Dispensing and Labelling
As well as manufacturing of medicines, dispensing and labelling of products are necessary elements of the supply of medicines.
- For the dispensing of medicines pharmacy staff approving or dispensing prescriptions, must have access to the protocol and treatment plan from the hospital that initiated treatment and access to advice of a specialist pharmacist in that hospital – such that they can confirm that the prescribed dose is appropriate for the patient and that the patient is aware of the required monitoring arrangements
- Dispensary staff must work to detailed standard operating procedures
- Label details must comply with regulatory requirements and NPSA recommendations as defined in local policy
- All dispensed containers for cytotoxic medicines must be labelled with a ‘Cytotoxic’ warning Label
- Tablets or capsules must not be handled directly. All staff should use a ‘no touch’ technique or wear gloves to minimise risks of exposure to all medicines especially cytotoxic drugs
- Counting triangles designated only for use for cytotoxic drugs must be used. These must be cleaned after use with IMS (Industrial Methylated Spirit 70%), or an alternative locally approved agent, and a wipe. Wipes must be disposed of as cytotoxic waste.
- Automated counting machines should NEVER be used for oral anti-cancer medicines.
- During normal working hours, all quantities of oral anti-cancer medicines must have a physical double check (count) by the pharmacist prior to release to patient.
- Tablets should never be crushed or halved and capsules should never be opened. Where a commercial liquid preparation is not available, and Pharmacy is able to extemporaneously prepare a formulation this must be done in an appropriate controlled environment.
- Oral anti-cancer medicines must not be dispensed in compliance aids or monitored dose systems.
- When dispensing tablets or capsules, sufficient quantity for the complete cycle of treatment must be supplied.
- When dispensing short courses of oral anti-cancer drugs in liquid formulations, the exact quantity required (plus an overage of approximately 10ml) must be supplied. Work over a leak-proof tray to contain any spillage.
- For patients on maintenance treatment (for example, mercaptopurine for paediatric leukemic patients) dispense a complete original container.
- All patients must receive appropriate written information in accordance with NPSA guidance.

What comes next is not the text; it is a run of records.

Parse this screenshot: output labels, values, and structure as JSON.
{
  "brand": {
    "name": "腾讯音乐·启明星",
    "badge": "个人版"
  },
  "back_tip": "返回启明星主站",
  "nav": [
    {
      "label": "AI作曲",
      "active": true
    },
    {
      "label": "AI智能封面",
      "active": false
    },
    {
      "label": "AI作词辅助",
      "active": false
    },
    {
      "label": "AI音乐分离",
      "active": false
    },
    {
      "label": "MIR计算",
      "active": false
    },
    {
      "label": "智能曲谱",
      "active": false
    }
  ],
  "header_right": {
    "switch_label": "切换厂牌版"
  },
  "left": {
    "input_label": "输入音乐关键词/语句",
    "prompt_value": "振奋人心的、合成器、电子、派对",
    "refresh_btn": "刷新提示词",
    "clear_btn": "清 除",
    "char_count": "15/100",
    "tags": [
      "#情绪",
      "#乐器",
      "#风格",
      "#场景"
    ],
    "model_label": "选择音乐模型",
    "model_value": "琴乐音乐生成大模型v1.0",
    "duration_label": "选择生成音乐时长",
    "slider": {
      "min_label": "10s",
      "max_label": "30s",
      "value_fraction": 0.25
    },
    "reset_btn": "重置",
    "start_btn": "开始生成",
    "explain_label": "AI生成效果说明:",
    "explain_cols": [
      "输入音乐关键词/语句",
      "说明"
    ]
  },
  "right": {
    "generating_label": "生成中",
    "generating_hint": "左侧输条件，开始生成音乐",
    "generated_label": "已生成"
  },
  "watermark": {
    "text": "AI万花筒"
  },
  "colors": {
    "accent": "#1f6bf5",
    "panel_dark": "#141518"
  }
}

This must either be in the form of manufacturer’s Patient Information Leaflet (PIL) or a locally approved information leaflet
- Medicines must not be supplied to a patient unless he/she has received education relating specifically to the medicines, the intended treatment plan and likely side-effects. It is important that the patient accepts their roles and responsibilities relating to their treatment.
Falsified Medicines Directive (FMD)
When supplying any medicines, the HaH Pharmacy will complete the FMD regulatory check to ensure product contains a tamper proof seal that it is verified before decommissioning as close to supply as possible. Any error messages will be overseen by the Responsible Pharmacist.

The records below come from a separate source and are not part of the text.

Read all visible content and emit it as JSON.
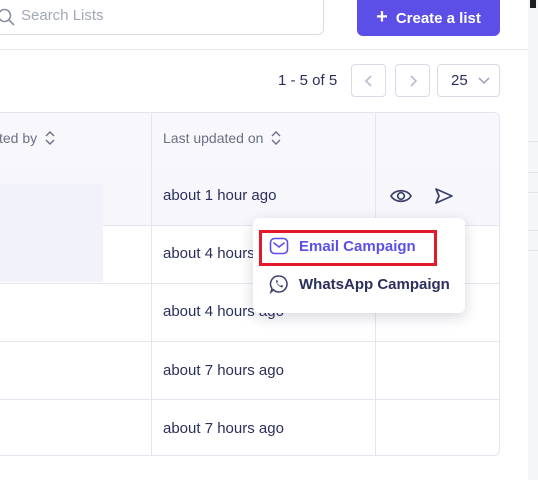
{
  "search": {
    "placeholder": "Search Lists"
  },
  "toolbar": {
    "create_label": "Create a list"
  },
  "pagination": {
    "range_text": "1 - 5 of 5",
    "per_page": "25"
  },
  "table": {
    "columns": {
      "created_by": "ted by",
      "last_updated": "Last updated on"
    },
    "rows": [
      {
        "last_updated": "about 1 hour ago"
      },
      {
        "last_updated": "about 4 hours ago"
      },
      {
        "last_updated": "about 4 hours ago"
      },
      {
        "last_updated": "about 7 hours ago"
      },
      {
        "last_updated": "about 7 hours ago"
      }
    ]
  },
  "campaign_menu": {
    "items": [
      {
        "label": "Email Campaign",
        "icon": "mail-icon"
      },
      {
        "label": "WhatsApp Campaign",
        "icon": "whatsapp-icon"
      }
    ]
  },
  "colors": {
    "accent": "#5b4fe8",
    "highlight": "#e01a2b",
    "text": "#2a2f5b"
  }
}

Ordering of Items to be Compounded
Ordering of dose specific compounded items can only take place once a valid prescription is received and is fit for purpose. A suitably trained pharmacy technician must check to make sure the product is suitable i.e., confirm suspending fluid, concentration and final volume whilst inputting the order. A trained pharmacist must then check the order is correct and valid alongside a prescription and treatment date before placing the signed order.